Le président sénégalais rompt avec son premier ministre après des mois de tensions

Le chef de l’État sénégalais, Bassirou Diomaye Faye, a annoncé vendredi la fin des fonctions de son Premier ministre et ancien allié politique Ousmane Sonko. Cette décision intervient après des mois de frictions croissantes entre les deux hommes, qui avaient pourtant accédé au pouvoir en avril 2024 sous les acclamations d’un mouvement citoyen sans précédent.

Dans un communiqué diffusé en prime time par le secrétaire général de la présidence, Oumar Samba Ba, le président a officialisé le limogeage d’Ousmane Sonko, tout en précisant que l’ensemble du gouvernement était désormais chargé des affaires courantes en attendant de nouvelles orientations.

Ousmane Sonko acclamé par ses partisans devant son domicile à Dakar après son limogeage

À peine sorti de prison grâce à une amnistie, Ousmane Sonko avait joué un rôle clé dans l’ascension de Bassirou Diomaye Faye, alors qu’il était lui-même empêché de se présenter à la présidentielle de 2024 en raison d’une condamnation judiciaire. Leur alliance, symbolisée par le slogan « Diomaye Moy Sonko » (« Diomaye, c’est Sonko »), avait fédéré une jeunesse sénégalaise en quête de changement face à l’ancien président Macky Sall.

Un rassemblement spontané de soutien à Ousmane Sonko

Dès l’annonce de sa révocation, des centaines de partisans se sont rassemblés devant sa résidence dakaroise de Keur Gorgui. Ousmane Sonko, visiblement ému, a partagé sur les réseaux sociaux : « Alhamdoulillah. Ce soir, je dormirai le cœur léger. » Peu après minuit, il est apparu à son balcon pour remercier la foule venue l’applaudir, dans une ambiance électrique.

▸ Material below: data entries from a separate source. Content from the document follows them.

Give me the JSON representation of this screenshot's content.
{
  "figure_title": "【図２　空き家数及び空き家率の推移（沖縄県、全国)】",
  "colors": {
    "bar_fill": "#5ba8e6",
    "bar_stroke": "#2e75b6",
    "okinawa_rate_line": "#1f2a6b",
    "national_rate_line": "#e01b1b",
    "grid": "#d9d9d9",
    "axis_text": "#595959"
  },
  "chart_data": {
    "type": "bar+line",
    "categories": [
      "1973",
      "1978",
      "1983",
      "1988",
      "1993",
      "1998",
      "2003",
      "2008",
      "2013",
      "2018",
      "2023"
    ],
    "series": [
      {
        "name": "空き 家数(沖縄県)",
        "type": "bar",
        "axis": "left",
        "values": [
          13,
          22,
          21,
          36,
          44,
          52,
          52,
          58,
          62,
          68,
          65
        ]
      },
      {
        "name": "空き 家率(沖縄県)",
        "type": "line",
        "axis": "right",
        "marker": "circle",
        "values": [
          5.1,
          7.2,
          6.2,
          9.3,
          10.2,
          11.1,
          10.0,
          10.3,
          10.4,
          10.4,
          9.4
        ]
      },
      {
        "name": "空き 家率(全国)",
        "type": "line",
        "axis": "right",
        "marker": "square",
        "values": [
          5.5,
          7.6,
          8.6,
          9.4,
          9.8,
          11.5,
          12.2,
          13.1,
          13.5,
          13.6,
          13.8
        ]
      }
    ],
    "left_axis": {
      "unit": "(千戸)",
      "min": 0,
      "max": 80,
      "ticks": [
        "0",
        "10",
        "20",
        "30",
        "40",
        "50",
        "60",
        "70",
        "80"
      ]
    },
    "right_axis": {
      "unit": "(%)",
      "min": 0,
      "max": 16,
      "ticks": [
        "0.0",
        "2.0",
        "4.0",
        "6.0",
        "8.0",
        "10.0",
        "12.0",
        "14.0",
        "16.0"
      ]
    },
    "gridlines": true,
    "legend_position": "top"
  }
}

Quelques heures plus tôt, le Premier ministre destitué avait défendu une ligne politique ferme devant les députés, dénonçant ce qu’il qualifie de « tyrannie occidentale » et critiquant vivement l’adoption récente d’une loi alourdissant les peines contre l’homosexualité au Sénégal, un sujet hautement sensible dans ce pays à majorité musulmane.

Supporters d'Ousmane Sonko brandissant son portrait lors d'un rassemblement à Dakar

Des divergences politiques de plus en plus visibles

Depuis plusieurs semaines, les signes de désaccord entre le président et son Premier ministre se multipliaient. Début mai, Bassirou Diomaye Faye avait pointé du doigt la « personnalisation excessive » de son chef de gouvernement au sein du parti au pouvoir, rappelant que sa confiance n’était pas acquise indéfiniment.

Le parti d’Ousmane Sonko, majoritaire à l’Assemblée nationale depuis les législatives de novembre 2024, a récemment fait adopter une réforme controversée du code électoral, permettant potentiellement à son leader de se présenter à la présidentielle de 2029. Une perspective qui semble contraster avec la popularité plus mesurée du président actuel, dont le mouvement « Diomaye Président » peine à susciter le même engouement que son rival.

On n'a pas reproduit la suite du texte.